Exploring the necessary complexity of interatomic potentials

Highlights

• Spline-based potentials provide a framework for a systematically-improvable model.

• These potentials can achieve near-DFT accuracies with classical potential speeds.

• The Pareto front is dominated by spline MEAM and moment tensor potentials.

• Custom data structures make fitting spline-based potentials fast and scalable.

Abstract

The application of machine learning models and algorithms towards describing atomic interactions has been a major area of interest in materials simulations in recent years, as machine learning interatomic potentials (MLIPs) are seen as being more flexible and accurate than their classical potential counterparts. This increase in accuracy of MLIPs over classical potentials has come at the cost of significantly increased complexity, leading to higher computational costs and lower physical interpretability and spurring research into improving the speeds and interpretability of MLIPs. As an alternative, in this work we leverage “machine learning” fitting databases and advanced optimization algorithms to fit a class of spline-based classical potentials, showing that they can be systematically improved in order to achieve accuracies comparable to those of low-complexity MLIPs. These results demonstrate that high model complexities may not be strictly necessary in order to achieve near-DFT accuracy in interatomic potentials and suggest an alternative route towards sampling the high accuracy, low complexity region of model space by starting with forms that promote simpler and more interpretable interatomic potentials.

Introduction

For nearly a century of designing interatomic potentials for use in materials simulations, a strong emphasis was placed on constructing classical potentials with physically-motivated forms derived from quantum mechanical theories [1], [2], [3], [4], [5], [6], [7], [8], [9]. More recently, with the enormous success of machine learning in various fields, machine learning interatomic potentials (MLIPs) have come to dominate the attention of the computational materials science community (an incomplete list: [10], [11], [12], [13], [14], [15], [16], [17], [18], [19], [20]). MLIPs have been shown to be able to predict energies and forces on diverse ranges of atomic configurations with unprecedented accuracy, which in combination with active research into improving their speed and interpretability [21], [22], [23] makes them good candidates for being fast and accurate general-purpose models of atomic interactions.

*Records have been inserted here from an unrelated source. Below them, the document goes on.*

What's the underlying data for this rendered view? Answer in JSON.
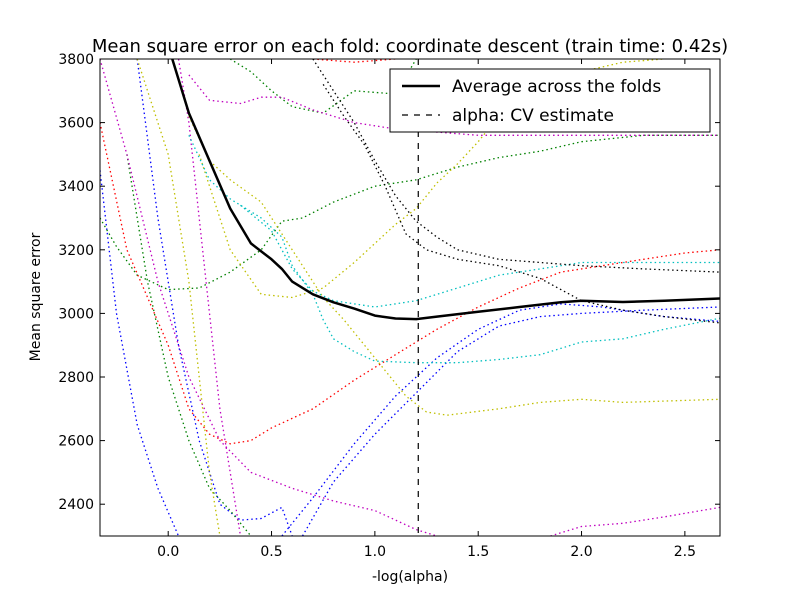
{
  "chart_data": {
    "type": "line",
    "title": "Mean square error on each fold: coordinate descent (train time: 0.42s)",
    "xlabel": "-log(alpha)",
    "ylabel": "Mean square error",
    "xlim": [
      -0.33,
      2.67
    ],
    "ylim": [
      2300,
      3800
    ],
    "x_ticks": [
      0.0,
      0.5,
      1.0,
      1.5,
      2.0,
      2.5
    ],
    "x_tick_labels": [
      "0.0",
      "0.5",
      "1.0",
      "1.5",
      "2.0",
      "2.5"
    ],
    "y_ticks": [
      2400,
      2600,
      2800,
      3000,
      3200,
      3400,
      3600,
      3800
    ],
    "y_tick_labels": [
      "2400",
      "2600",
      "2800",
      "3000",
      "3200",
      "3400",
      "3600",
      "3800"
    ],
    "legend_position": "top-right",
    "legend": [
      {
        "label": "Average across the folds",
        "style": "solid",
        "color": "#000000"
      },
      {
        "label": "alpha: CV estimate",
        "style": "dashed",
        "color": "#000000"
      }
    ],
    "cv_alpha": 1.21,
    "average": {
      "color": "#000000",
      "points": [
        [
          0.02,
          3800
        ],
        [
          0.1,
          3630
        ],
        [
          0.2,
          3480
        ],
        [
          0.3,
          3330
        ],
        [
          0.4,
          3220
        ],
        [
          0.5,
          3170
        ],
        [
          0.55,
          3140
        ],
        [
          0.6,
          3100
        ],
        [
          0.7,
          3060
        ],
        [
          0.8,
          3035
        ],
        [
          0.9,
          3015
        ],
        [
          1.0,
          2993
        ],
        [
          1.1,
          2984
        ],
        [
          1.2,
          2982
        ],
        [
          1.3,
          2990
        ],
        [
          1.5,
          3005
        ],
        [
          1.7,
          3020
        ],
        [
          1.9,
          3035
        ],
        [
          2.0,
          3040
        ],
        [
          2.2,
          3036
        ],
        [
          2.4,
          3040
        ],
        [
          2.67,
          3047
        ]
      ]
    },
    "folds": [
      {
        "color": "#0000ff",
        "points": [
          [
            -0.33,
            3450
          ],
          [
            -0.25,
            3000
          ],
          [
            -0.15,
            2650
          ],
          [
            -0.05,
            2450
          ],
          [
            0.05,
            2300
          ]
        ]
      },
      {
        "color": "#0000ff",
        "points": [
          [
            -0.15,
            3800
          ],
          [
            -0.05,
            3300
          ],
          [
            0.05,
            2900
          ],
          [
            0.15,
            2600
          ],
          [
            0.25,
            2400
          ],
          [
            0.35,
            2350
          ],
          [
            0.45,
            2355
          ],
          [
            0.55,
            2390
          ],
          [
            0.6,
            2300
          ]
        ]
      },
      {
        "color": "#0000ff",
        "points": [
          [
            0.65,
            2300
          ],
          [
            0.8,
            2470
          ],
          [
            1.0,
            2620
          ],
          [
            1.2,
            2750
          ],
          [
            1.4,
            2880
          ],
          [
            1.6,
            2960
          ],
          [
            1.8,
            2990
          ],
          [
            2.0,
            3000
          ],
          [
            2.3,
            3010
          ],
          [
            2.67,
            3020
          ]
        ]
      },
      {
        "color": "#0000ff",
        "points": [
          [
            0.55,
            2300
          ],
          [
            0.7,
            2420
          ],
          [
            0.9,
            2590
          ],
          [
            1.1,
            2740
          ],
          [
            1.3,
            2860
          ],
          [
            1.5,
            2950
          ],
          [
            1.7,
            3010
          ],
          [
            1.9,
            3030
          ],
          [
            2.1,
            3020
          ],
          [
            2.4,
            2990
          ],
          [
            2.67,
            2975
          ]
        ]
      },
      {
        "color": "#008000",
        "points": [
          [
            -0.33,
            3300
          ],
          [
            -0.25,
            3210
          ],
          [
            -0.15,
            3120
          ],
          [
            0.0,
            3075
          ],
          [
            0.15,
            3080
          ],
          [
            0.3,
            3130
          ],
          [
            0.45,
            3200
          ],
          [
            0.55,
            3290
          ],
          [
            0.65,
            3300
          ],
          [
            0.8,
            3350
          ],
          [
            1.0,
            3400
          ],
          [
            1.2,
            3420
          ],
          [
            1.4,
            3460
          ],
          [
            1.6,
            3490
          ],
          [
            1.8,
            3510
          ],
          [
            2.0,
            3540
          ],
          [
            2.3,
            3560
          ],
          [
            2.67,
            3560
          ]
        ]
      },
      {
        "color": "#008000",
        "points": [
          [
            0.3,
            3800
          ],
          [
            0.4,
            3760
          ],
          [
            0.5,
            3700
          ],
          [
            0.6,
            3650
          ],
          [
            0.75,
            3630
          ],
          [
            0.9,
            3700
          ],
          [
            1.1,
            3690
          ],
          [
            1.2,
            3800
          ]
        ]
      },
      {
        "color": "#008000",
        "points": [
          [
            -0.2,
            3500
          ],
          [
            -0.1,
            3100
          ],
          [
            0.0,
            2800
          ],
          [
            0.1,
            2600
          ],
          [
            0.2,
            2450
          ],
          [
            0.3,
            2380
          ],
          [
            0.4,
            2300
          ]
        ]
      },
      {
        "color": "#ff0000",
        "points": [
          [
            -0.33,
            3600
          ],
          [
            -0.2,
            3200
          ],
          [
            0.0,
            2900
          ],
          [
            0.1,
            2700
          ],
          [
            0.2,
            2620
          ],
          [
            0.3,
            2590
          ],
          [
            0.4,
            2600
          ],
          [
            0.5,
            2640
          ],
          [
            0.7,
            2700
          ],
          [
            0.9,
            2790
          ],
          [
            1.1,
            2870
          ],
          [
            1.3,
            2950
          ],
          [
            1.5,
            3020
          ],
          [
            1.7,
            3080
          ],
          [
            1.9,
            3130
          ],
          [
            2.1,
            3150
          ],
          [
            2.3,
            3170
          ],
          [
            2.5,
            3190
          ],
          [
            2.67,
            3200
          ]
        ]
      },
      {
        "color": "#ff0000",
        "points": [
          [
            0.7,
            3800
          ],
          [
            0.9,
            3790
          ],
          [
            1.1,
            3800
          ]
        ]
      },
      {
        "color": "#bf00bf",
        "points": [
          [
            -0.33,
            3800
          ],
          [
            -0.2,
            3500
          ],
          [
            -0.05,
            3100
          ],
          [
            0.1,
            2800
          ],
          [
            0.25,
            2600
          ],
          [
            0.4,
            2500
          ],
          [
            0.6,
            2450
          ],
          [
            0.8,
            2410
          ],
          [
            1.0,
            2380
          ],
          [
            1.2,
            2320
          ],
          [
            1.3,
            2300
          ]
        ]
      },
      {
        "color": "#bf00bf",
        "points": [
          [
            0.1,
            3750
          ],
          [
            0.2,
            3670
          ],
          [
            0.35,
            3660
          ],
          [
            0.45,
            3680
          ],
          [
            0.55,
            3680
          ],
          [
            0.7,
            3640
          ],
          [
            0.9,
            3600
          ],
          [
            1.1,
            3580
          ],
          [
            1.3,
            3570
          ],
          [
            1.5,
            3560
          ],
          [
            1.8,
            3560
          ],
          [
            2.0,
            3560
          ],
          [
            2.67,
            3560
          ]
        ]
      },
      {
        "color": "#bf00bf",
        "points": [
          [
            1.85,
            2300
          ],
          [
            2.0,
            2330
          ],
          [
            2.2,
            2340
          ],
          [
            2.4,
            2360
          ],
          [
            2.67,
            2390
          ]
        ]
      },
      {
        "color": "#bf00bf",
        "points": [
          [
            0.05,
            3800
          ],
          [
            0.1,
            3600
          ],
          [
            0.15,
            3300
          ],
          [
            0.2,
            3000
          ],
          [
            0.25,
            2700
          ],
          [
            0.3,
            2500
          ],
          [
            0.35,
            2300
          ]
        ]
      },
      {
        "color": "#bfbf00",
        "points": [
          [
            0.1,
            3620
          ],
          [
            0.2,
            3480
          ],
          [
            0.3,
            3420
          ],
          [
            0.45,
            3350
          ],
          [
            0.55,
            3250
          ],
          [
            0.65,
            3150
          ],
          [
            0.75,
            3050
          ],
          [
            0.85,
            2980
          ],
          [
            0.95,
            2900
          ],
          [
            1.05,
            2820
          ],
          [
            1.15,
            2740
          ],
          [
            1.25,
            2690
          ],
          [
            1.35,
            2680
          ],
          [
            1.6,
            2700
          ],
          [
            1.8,
            2720
          ],
          [
            2.0,
            2730
          ],
          [
            2.2,
            2720
          ],
          [
            2.67,
            2730
          ]
        ]
      },
      {
        "color": "#bfbf00",
        "points": [
          [
            0.15,
            3500
          ],
          [
            0.3,
            3200
          ],
          [
            0.45,
            3060
          ],
          [
            0.6,
            3050
          ],
          [
            0.75,
            3080
          ],
          [
            0.9,
            3160
          ],
          [
            1.0,
            3220
          ],
          [
            1.1,
            3280
          ],
          [
            1.2,
            3330
          ],
          [
            1.3,
            3410
          ],
          [
            1.4,
            3470
          ],
          [
            1.5,
            3540
          ],
          [
            1.6,
            3620
          ],
          [
            1.8,
            3700
          ],
          [
            2.0,
            3760
          ],
          [
            2.2,
            3790
          ],
          [
            2.4,
            3800
          ]
        ]
      },
      {
        "color": "#bfbf00",
        "points": [
          [
            -0.15,
            3800
          ],
          [
            0.0,
            3500
          ],
          [
            0.1,
            3100
          ],
          [
            0.15,
            2800
          ],
          [
            0.2,
            2500
          ],
          [
            0.25,
            2300
          ]
        ]
      },
      {
        "color": "#00bfbf",
        "points": [
          [
            0.1,
            3560
          ],
          [
            0.2,
            3420
          ],
          [
            0.3,
            3360
          ],
          [
            0.45,
            3300
          ],
          [
            0.55,
            3240
          ],
          [
            0.6,
            3150
          ],
          [
            0.7,
            3060
          ],
          [
            0.75,
            2980
          ],
          [
            0.8,
            2920
          ],
          [
            0.9,
            2880
          ],
          [
            1.0,
            2850
          ],
          [
            1.2,
            2845
          ],
          [
            1.4,
            2845
          ],
          [
            1.6,
            2855
          ],
          [
            1.8,
            2870
          ],
          [
            2.0,
            2910
          ],
          [
            2.2,
            2920
          ],
          [
            2.4,
            2950
          ],
          [
            2.67,
            2985
          ]
        ]
      },
      {
        "color": "#00bfbf",
        "points": [
          [
            0.35,
            3340
          ],
          [
            0.5,
            3260
          ],
          [
            0.6,
            3140
          ],
          [
            0.7,
            3070
          ],
          [
            0.8,
            3040
          ],
          [
            1.0,
            3020
          ],
          [
            1.2,
            3040
          ],
          [
            1.4,
            3080
          ],
          [
            1.6,
            3120
          ],
          [
            1.8,
            3140
          ],
          [
            2.0,
            3160
          ],
          [
            2.2,
            3160
          ],
          [
            2.67,
            3160
          ]
        ]
      },
      {
        "color": "#000000",
        "points": [
          [
            0.7,
            3800
          ],
          [
            0.8,
            3700
          ],
          [
            0.9,
            3600
          ],
          [
            1.0,
            3480
          ],
          [
            1.1,
            3370
          ],
          [
            1.2,
            3290
          ],
          [
            1.3,
            3240
          ],
          [
            1.4,
            3200
          ],
          [
            1.6,
            3170
          ],
          [
            1.8,
            3160
          ],
          [
            2.0,
            3150
          ],
          [
            2.3,
            3140
          ],
          [
            2.67,
            3130
          ]
        ]
      },
      {
        "color": "#000000",
        "points": [
          [
            0.75,
            3720
          ],
          [
            0.85,
            3620
          ],
          [
            0.95,
            3530
          ],
          [
            1.05,
            3400
          ],
          [
            1.15,
            3250
          ],
          [
            1.25,
            3200
          ],
          [
            1.4,
            3170
          ],
          [
            1.6,
            3150
          ],
          [
            1.8,
            3110
          ],
          [
            2.0,
            3040
          ],
          [
            2.2,
            3010
          ],
          [
            2.4,
            2990
          ],
          [
            2.67,
            2970
          ]
        ]
      }
    ]
  }
}
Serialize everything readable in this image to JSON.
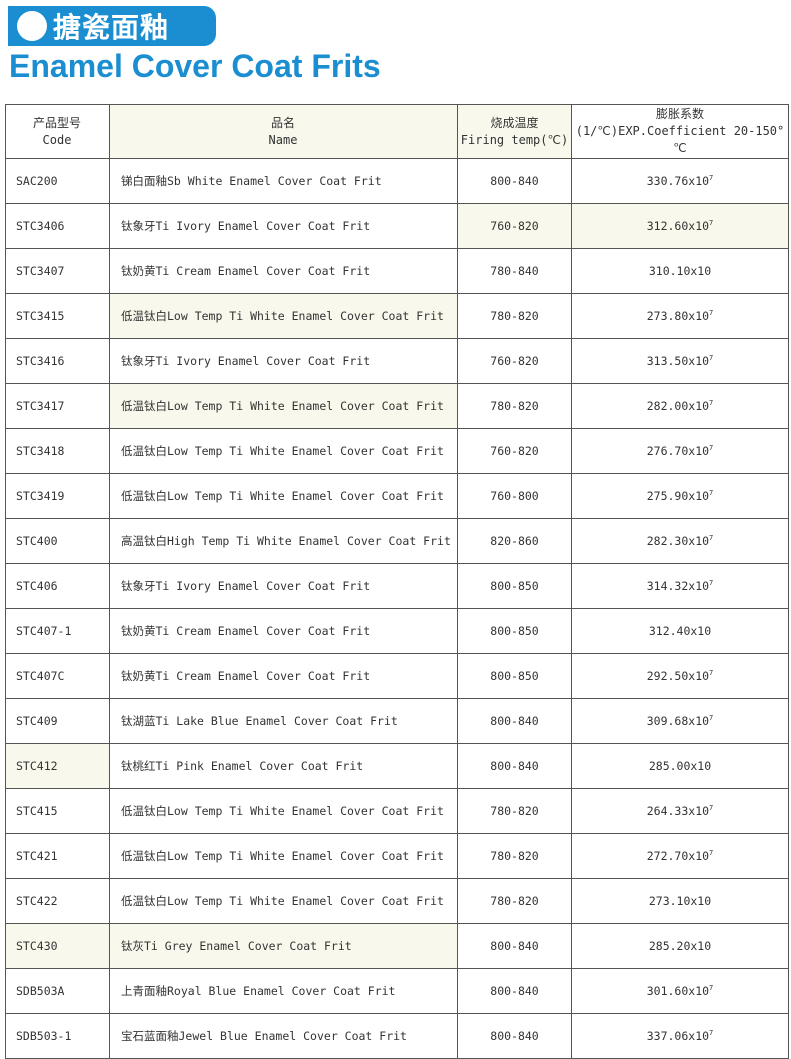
{
  "header": {
    "banner": "搪瓷面釉",
    "title": "Enamel Cover Coat Frits"
  },
  "table": {
    "columns": [
      {
        "zh": "产品型号",
        "en": "Code"
      },
      {
        "zh": "品名",
        "en": "Name"
      },
      {
        "zh": "烧成温度",
        "en": "Firing temp(℃)"
      },
      {
        "zh": "膨胀系数",
        "en": "(1/℃)EXP.Coefficient 20-150° ℃"
      }
    ],
    "rows": [
      {
        "code": "SAC200",
        "name": "锑白面釉Sb White Enamel Cover Coat Frit",
        "temp": "800-840",
        "coef": "330.76x10",
        "exp": "7"
      },
      {
        "code": "STC3406",
        "name": "钛象牙Ti Ivory Enamel Cover Coat Frit",
        "temp": "760-820",
        "coef": "312.60x10",
        "exp": "7"
      },
      {
        "code": "STC3407",
        "name": "钛奶黄Ti Cream Enamel Cover Coat Frit",
        "temp": "780-840",
        "coef": "310.10x10",
        "exp": ""
      },
      {
        "code": "STC3415",
        "name": "低温钛白Low Temp Ti White Enamel Cover Coat Frit",
        "temp": "780-820",
        "coef": "273.80x10",
        "exp": "7"
      },
      {
        "code": "STC3416",
        "name": "钛象牙Ti Ivory Enamel Cover Coat Frit",
        "temp": "760-820",
        "coef": "313.50x10",
        "exp": "7"
      },
      {
        "code": "STC3417",
        "name": "低温钛白Low Temp Ti White Enamel Cover Coat Frit",
        "temp": "780-820",
        "coef": "282.00x10",
        "exp": "7"
      },
      {
        "code": "STC3418",
        "name": "低温钛白Low Temp Ti White Enamel Cover Coat Frit",
        "temp": "760-820",
        "coef": "276.70x10",
        "exp": "7"
      },
      {
        "code": "STC3419",
        "name": "低温钛白Low Temp Ti White Enamel Cover Coat Frit",
        "temp": "760-800",
        "coef": "275.90x10",
        "exp": "7"
      },
      {
        "code": "STC400",
        "name": "高温钛白High Temp Ti White Enamel Cover Coat Frit",
        "temp": "820-860",
        "coef": "282.30x10",
        "exp": "7"
      },
      {
        "code": "STC406",
        "name": "钛象牙Ti Ivory Enamel Cover Coat Frit",
        "temp": "800-850",
        "coef": "314.32x10",
        "exp": "7"
      },
      {
        "code": "STC407-1",
        "name": "钛奶黄Ti Cream Enamel Cover Coat Frit",
        "temp": "800-850",
        "coef": "312.40x10",
        "exp": ""
      },
      {
        "code": "STC407C",
        "name": "钛奶黄Ti Cream Enamel Cover Coat Frit",
        "temp": "800-850",
        "coef": "292.50x10",
        "exp": "7"
      },
      {
        "code": "STC409",
        "name": "钛湖蓝Ti Lake Blue Enamel Cover Coat Frit",
        "temp": "800-840",
        "coef": "309.68x10",
        "exp": "7"
      },
      {
        "code": "STC412",
        "name": "钛桃红Ti Pink Enamel Cover Coat Frit",
        "temp": "800-840",
        "coef": "285.00x10",
        "exp": ""
      },
      {
        "code": "STC415",
        "name": "低温钛白Low Temp Ti White Enamel Cover Coat Frit",
        "temp": "780-820",
        "coef": "264.33x10",
        "exp": "7"
      },
      {
        "code": "STC421",
        "name": "低温钛白Low Temp Ti White Enamel Cover Coat Frit",
        "temp": "780-820",
        "coef": "272.70x10",
        "exp": "7"
      },
      {
        "code": "STC422",
        "name": "低温钛白Low Temp Ti White Enamel Cover Coat Frit",
        "temp": "780-820",
        "coef": "273.10x10",
        "exp": ""
      },
      {
        "code": "STC430",
        "name": "钛灰Ti Grey Enamel Cover Coat Frit",
        "temp": "800-840",
        "coef": "285.20x10",
        "exp": ""
      },
      {
        "code": "SDB503A",
        "name": "上青面釉Royal Blue Enamel Cover Coat Frit",
        "temp": "800-840",
        "coef": "301.60x10",
        "exp": "7"
      },
      {
        "code": "SDB503-1",
        "name": "宝石蓝面釉Jewel Blue Enamel Cover Coat Frit",
        "temp": "800-840",
        "coef": "337.06x10",
        "exp": "7"
      }
    ]
  }
}
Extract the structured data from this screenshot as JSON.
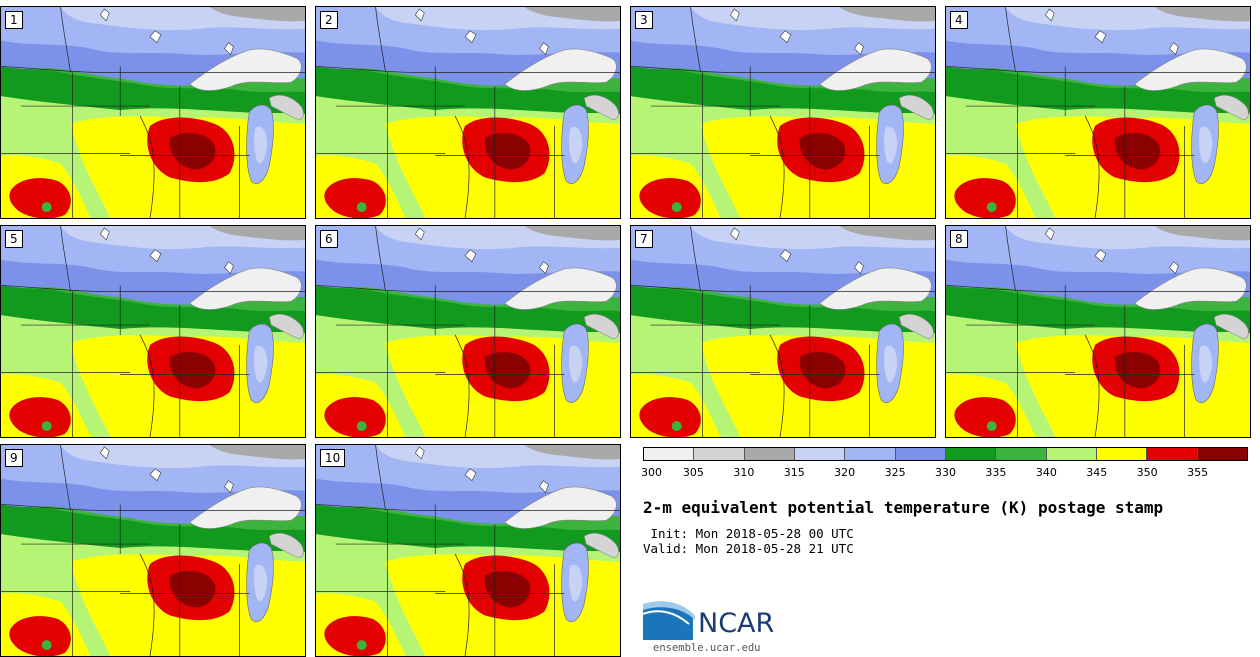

Much of the increased performance of MLIPs over classical potentials comes from the flexibility in their functional forms that allows them to be systematically extended in order to be able to model increasingly diverse sets of atomic environments. However, pushing MLIPs to this limit of high accuracy and generalizability often results in highly complex models that are computationally expensive to use and conceptually difficult to interpret. Classical potentials, on the other hand, are by construction much simpler to interpret due to their basis in known physics and usually have much lower computational costs than even the simplest MLIPs. These two forms thus are generally used in opposing regions of “model space”: classical potentials in the low complexity, low accuracy region; MLIPs in the high complexity, high accuracy region.

Sampling the space between these two regions (low complexity, high accuracy) is a fundamental goal of computational materials science, and in recent years has most often been approached by attempting to decrease the complexity of MLIPs. In this work we show that a family of spline-based classical potentials, when leveraging traditional “machine learning” databases and fitting algorithms, can be systematically improved in order to achieve accuracies on existing benchmark databases that push them into the low complexity, high accuracy region of model space alongside low-complexity MLIPs. Despite the lower interpretability of spline-based potentials relative to classical potentials with explicit analytical definitions, our results show that spline-based classical potentials offer a good balance between speed, interpretability, and accuracy. These results suggest that spline-based classical potentials may be good options alongside low-complexity MLIPs for designing practical and computationally tractable general-purpose potentials.